保持应有的关注就可以了,不值得花费太多心思。
所以很快他们就开始討论起政务,谈论最多的就是河北之战。
王珪担忧的道:“以秦王的用兵能力,河北之乱很快就能平息。”
“若让他將河北收入囊中,对殿下的大业非常不利啊。”
韦挺、冯立也面露忧色,秦王已经据有河南郡,若再让他占据河北。
半个北方都归其所有,太子还坚持个什么,直接退位让贤算了。
李建成表情淡然,並没有说话,而是將目光看向魏徵:
“魏卿以为如何?”
魏徵胸有成竹的道:“诸位无需担心,秦王不可能得到河北的。”
王珪本就对这个反覆投降的人心有不忿,问道:
“哦,不知魏洗马有何高见?”
魏徵轻轻捋须道:“我们能想到的问题,陛下岂会看不到?”
“他是断然不会允许这种事情发生的。

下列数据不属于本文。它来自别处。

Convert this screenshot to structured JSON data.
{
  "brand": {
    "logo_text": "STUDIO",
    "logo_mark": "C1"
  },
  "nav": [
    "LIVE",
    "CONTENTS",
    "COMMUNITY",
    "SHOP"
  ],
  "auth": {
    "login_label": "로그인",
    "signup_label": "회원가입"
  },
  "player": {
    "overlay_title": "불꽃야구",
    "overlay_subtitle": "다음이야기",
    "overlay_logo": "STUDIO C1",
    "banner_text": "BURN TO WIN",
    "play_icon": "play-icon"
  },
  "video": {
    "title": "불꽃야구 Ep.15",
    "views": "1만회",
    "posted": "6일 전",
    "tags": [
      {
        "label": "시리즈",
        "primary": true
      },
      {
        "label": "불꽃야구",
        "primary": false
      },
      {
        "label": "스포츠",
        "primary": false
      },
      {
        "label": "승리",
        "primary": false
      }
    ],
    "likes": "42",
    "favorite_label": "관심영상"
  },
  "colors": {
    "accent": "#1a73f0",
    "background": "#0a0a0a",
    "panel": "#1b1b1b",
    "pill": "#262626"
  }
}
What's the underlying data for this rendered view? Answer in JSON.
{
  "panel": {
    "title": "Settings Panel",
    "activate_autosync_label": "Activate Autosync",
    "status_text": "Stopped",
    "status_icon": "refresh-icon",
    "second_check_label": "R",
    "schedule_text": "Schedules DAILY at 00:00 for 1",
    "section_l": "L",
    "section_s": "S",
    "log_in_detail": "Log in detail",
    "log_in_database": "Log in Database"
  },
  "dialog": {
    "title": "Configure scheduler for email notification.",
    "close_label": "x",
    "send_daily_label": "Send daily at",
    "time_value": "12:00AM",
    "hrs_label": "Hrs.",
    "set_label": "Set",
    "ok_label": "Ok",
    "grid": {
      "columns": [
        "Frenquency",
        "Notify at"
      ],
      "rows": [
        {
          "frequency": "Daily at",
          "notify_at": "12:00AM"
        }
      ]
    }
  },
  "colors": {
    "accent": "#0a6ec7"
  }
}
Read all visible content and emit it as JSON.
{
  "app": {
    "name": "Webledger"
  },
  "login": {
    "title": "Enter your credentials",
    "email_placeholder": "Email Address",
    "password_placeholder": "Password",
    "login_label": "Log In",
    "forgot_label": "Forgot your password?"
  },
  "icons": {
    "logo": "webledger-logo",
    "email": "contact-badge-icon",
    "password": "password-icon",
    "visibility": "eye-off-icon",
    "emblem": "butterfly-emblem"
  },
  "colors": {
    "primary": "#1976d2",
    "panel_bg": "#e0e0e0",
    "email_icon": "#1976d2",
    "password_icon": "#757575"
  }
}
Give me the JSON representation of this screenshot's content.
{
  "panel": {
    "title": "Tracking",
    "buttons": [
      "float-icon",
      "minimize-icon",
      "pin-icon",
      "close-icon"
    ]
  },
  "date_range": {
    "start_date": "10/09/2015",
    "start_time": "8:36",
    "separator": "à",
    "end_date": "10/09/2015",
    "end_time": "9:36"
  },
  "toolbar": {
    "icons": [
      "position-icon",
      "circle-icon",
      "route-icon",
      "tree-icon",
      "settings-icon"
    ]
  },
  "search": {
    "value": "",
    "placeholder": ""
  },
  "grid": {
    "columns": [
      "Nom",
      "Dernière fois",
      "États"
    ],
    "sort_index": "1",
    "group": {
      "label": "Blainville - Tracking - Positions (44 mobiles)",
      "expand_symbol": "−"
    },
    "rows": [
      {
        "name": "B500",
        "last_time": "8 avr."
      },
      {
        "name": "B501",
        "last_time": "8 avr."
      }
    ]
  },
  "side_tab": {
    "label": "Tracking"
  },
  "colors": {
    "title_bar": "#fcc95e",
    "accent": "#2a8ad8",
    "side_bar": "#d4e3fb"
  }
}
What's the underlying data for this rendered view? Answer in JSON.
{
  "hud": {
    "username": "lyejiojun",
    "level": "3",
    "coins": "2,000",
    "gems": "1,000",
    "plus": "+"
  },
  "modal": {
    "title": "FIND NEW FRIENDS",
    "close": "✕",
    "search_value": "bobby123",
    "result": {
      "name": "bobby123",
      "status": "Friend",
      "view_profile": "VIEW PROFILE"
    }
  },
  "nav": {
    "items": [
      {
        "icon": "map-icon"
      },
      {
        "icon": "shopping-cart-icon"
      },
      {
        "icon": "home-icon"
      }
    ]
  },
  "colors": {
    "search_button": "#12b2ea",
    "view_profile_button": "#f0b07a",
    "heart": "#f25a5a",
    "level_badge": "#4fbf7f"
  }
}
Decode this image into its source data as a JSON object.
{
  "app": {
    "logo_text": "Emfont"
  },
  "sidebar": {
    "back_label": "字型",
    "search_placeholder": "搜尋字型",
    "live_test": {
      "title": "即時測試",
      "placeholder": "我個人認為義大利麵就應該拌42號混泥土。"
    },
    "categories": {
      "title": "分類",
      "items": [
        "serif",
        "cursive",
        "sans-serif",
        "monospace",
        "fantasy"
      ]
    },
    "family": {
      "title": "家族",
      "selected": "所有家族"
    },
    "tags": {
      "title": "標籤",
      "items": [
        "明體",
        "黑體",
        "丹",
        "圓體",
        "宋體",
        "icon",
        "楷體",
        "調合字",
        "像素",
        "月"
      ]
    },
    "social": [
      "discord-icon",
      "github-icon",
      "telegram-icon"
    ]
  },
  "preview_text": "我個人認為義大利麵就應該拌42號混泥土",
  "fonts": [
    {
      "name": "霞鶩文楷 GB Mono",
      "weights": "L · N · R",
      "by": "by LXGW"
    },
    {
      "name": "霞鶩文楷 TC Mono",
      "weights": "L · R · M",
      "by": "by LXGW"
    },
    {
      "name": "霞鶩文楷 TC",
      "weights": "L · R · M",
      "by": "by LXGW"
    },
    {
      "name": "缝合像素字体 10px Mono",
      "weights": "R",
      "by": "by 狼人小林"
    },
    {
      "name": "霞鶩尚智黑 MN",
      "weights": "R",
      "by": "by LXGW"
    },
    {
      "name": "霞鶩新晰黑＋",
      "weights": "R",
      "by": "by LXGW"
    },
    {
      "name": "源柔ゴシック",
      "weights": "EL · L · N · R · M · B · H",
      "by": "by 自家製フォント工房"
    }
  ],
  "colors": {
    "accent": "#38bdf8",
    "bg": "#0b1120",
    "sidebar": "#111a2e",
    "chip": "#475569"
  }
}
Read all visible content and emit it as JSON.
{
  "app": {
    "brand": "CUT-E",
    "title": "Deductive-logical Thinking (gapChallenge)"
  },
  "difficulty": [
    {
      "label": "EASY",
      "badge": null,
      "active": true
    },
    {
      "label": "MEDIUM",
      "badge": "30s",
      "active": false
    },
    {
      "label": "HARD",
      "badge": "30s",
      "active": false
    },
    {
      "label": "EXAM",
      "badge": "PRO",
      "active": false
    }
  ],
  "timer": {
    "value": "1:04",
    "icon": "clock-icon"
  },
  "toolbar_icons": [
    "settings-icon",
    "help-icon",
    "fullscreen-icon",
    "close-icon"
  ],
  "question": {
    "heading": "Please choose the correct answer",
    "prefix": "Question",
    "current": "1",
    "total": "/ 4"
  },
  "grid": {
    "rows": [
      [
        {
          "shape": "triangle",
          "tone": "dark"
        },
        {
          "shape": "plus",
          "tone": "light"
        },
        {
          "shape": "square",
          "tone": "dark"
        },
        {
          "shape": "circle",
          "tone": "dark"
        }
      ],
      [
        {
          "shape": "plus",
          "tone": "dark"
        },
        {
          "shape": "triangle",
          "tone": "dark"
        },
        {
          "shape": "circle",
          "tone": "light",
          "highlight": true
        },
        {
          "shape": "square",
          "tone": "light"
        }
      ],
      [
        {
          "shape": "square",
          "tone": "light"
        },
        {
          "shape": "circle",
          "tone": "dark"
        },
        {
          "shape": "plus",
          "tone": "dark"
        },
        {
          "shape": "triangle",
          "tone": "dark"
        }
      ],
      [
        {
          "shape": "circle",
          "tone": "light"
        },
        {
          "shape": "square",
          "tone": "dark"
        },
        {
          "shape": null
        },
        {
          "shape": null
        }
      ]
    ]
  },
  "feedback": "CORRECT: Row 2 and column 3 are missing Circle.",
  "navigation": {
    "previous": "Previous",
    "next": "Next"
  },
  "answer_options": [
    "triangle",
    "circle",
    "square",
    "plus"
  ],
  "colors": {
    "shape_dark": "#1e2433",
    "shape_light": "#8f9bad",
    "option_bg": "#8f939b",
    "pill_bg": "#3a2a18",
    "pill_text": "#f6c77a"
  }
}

”
“所以我敢断言,河北平叛捷报传来的那天,也是秦王回朝的时间。”
“当初竇公兵败,他麾下许多能臣干將皆被太子殿下收用。”
“所以安抚河北的重任,必然会交给东宫。”
“愚以为,殿下现在就可以做准备了,以免到时手忙脚乱。”
韦挺、冯立等人脸上都露出惊喜之色。
竇建德败亡,东宫得到的好处比秦王府还大。
莫非这种事情就要第二次上演了?
王珪內心也非常赞同他的意见,但自尊让他无法开口认同对方,所以只是沉默不语。
魏徵也没有贴脸开大的意思,他很清楚自己更换了好几次主公,不少人都对他有意见。
他更清楚,这时候任何解释都没用,更何况他也无意向任何人解释。
找到一个施展才华的机会,將来世人自然知道我是什么样的人。
李建成脸上也露出笑容,说道:“魏卿所言,与我心中所想不谋而合。”
然后他脸色一肃道:“诸位卿家,按照此策儘快做好准备,隨时接管河北。”
眾人皆道:“喏。”
李建成脸上再次浮出笑容,问道:“诸卿可还有事?”
王珪等人皆摇头,表示没事了。
魏徵却说道:“殿下还需派使者去沟通燕王、吴王,以免他们投向秦王。”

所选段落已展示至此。